In de Ooijpolder in Gelderland is de afgelopen vijftien jaar al geëxperimenteerd met vernieuwende vormen van biodiversiteitsherstel. Er zijn onder andere houtwallen en bloemrijke stroken aangelegd (gevolg: meer wilde bijen) en landbouw en natuur zijn op verschillende plekken met elkaar verweven. Belangrijke succesfactor in deze verschillende experimenten is geweest dat boeren, natuurbeschermers, overheden en bedrijven samen hebben gewerkt aan integrale gebiedsontwikkeling.

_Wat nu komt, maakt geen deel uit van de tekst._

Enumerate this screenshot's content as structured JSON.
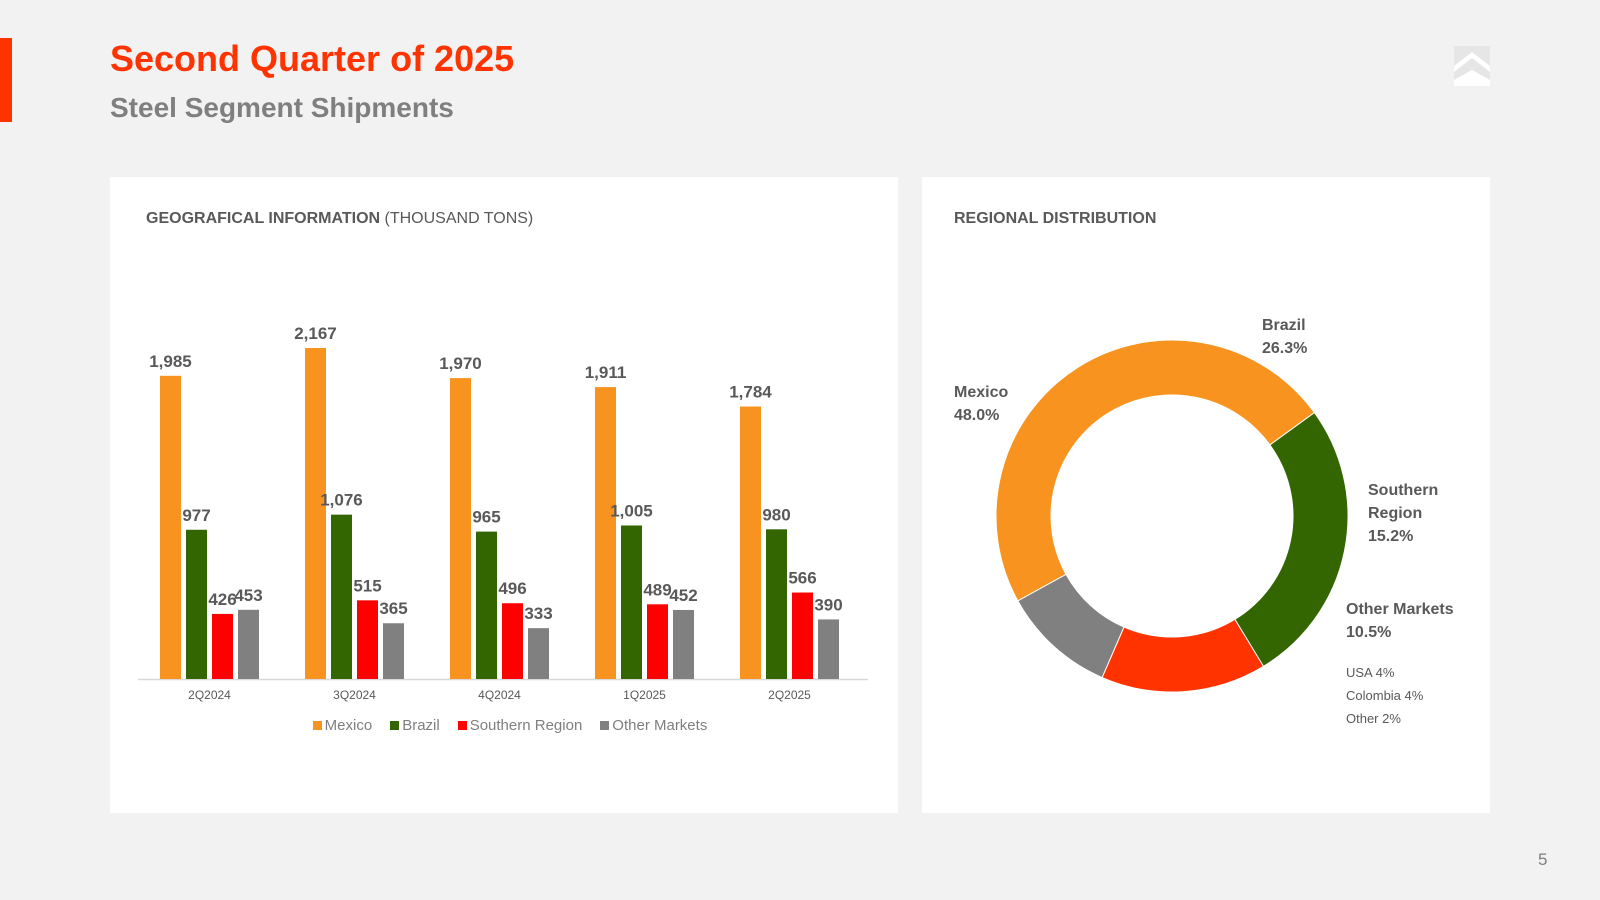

In het Living Lab Ooijpolder wordt onderzocht hoe de bestaande pilots en initiatieven de biodiversiteit in het gebied hebben verbeterd. De onderzoekers brengen in kaart wat de belangrijke succesfactoren waren en wat we daarvan kunnen leren voor de Ooijpolder zelf en de rest van Nederland. Ook gaan de onderzoekers samen met de betrokken partijen in het gebied op zoek naar nieuwe verdienmodellen en samenwerkingsverbanden zodat de bestaande successen bestendigd en uitgebreid kunnen worden.
Samenwerking over vakgebieden heen
De wetenschappers die meewerken aan het project komen uit verschillende vakgebieden. Samen met de betrokkenen uit het gebied, kijken ze naar de ecologische effecten van herstelmaatregelen. Het team onderzoekt mogelijkheden voor duurzame financiering en passende wet- en regelgeving vanuit verschillende overheden voor met name de deelnemende agrariërs. Samen kijken de projectleden naar de voorwaarden voor samenwerking tussen belanghebbenden in het gebied en daarbuiten. Het unieke karakter van de regio en de mensen die daar wonen gelden als uitgangspunt.
Deelprojecten
Op dit moment lopen er drie (deel-) onderzoeksprojecten:
Biodiversiteit boven en onder de grond
Dat veel soorten zich rondom de groenblauwe dooradering positief ontwikkelen is een belangrijke aanwijzing voor het succes van deze maatregelen. Dit onderzoek is erop gericht om de effectiviteit van de groenblauwe dooradering ook wetenschappelijk te onderbouwen. Daarbij zal onderzocht worden in hoeverre de effecten van maatregelen verschillen per landschapstype. Met de informatie uit dit onderzoek kan worden ingeschat wat de beste maatregelen zijn in verschillende landschapstypen.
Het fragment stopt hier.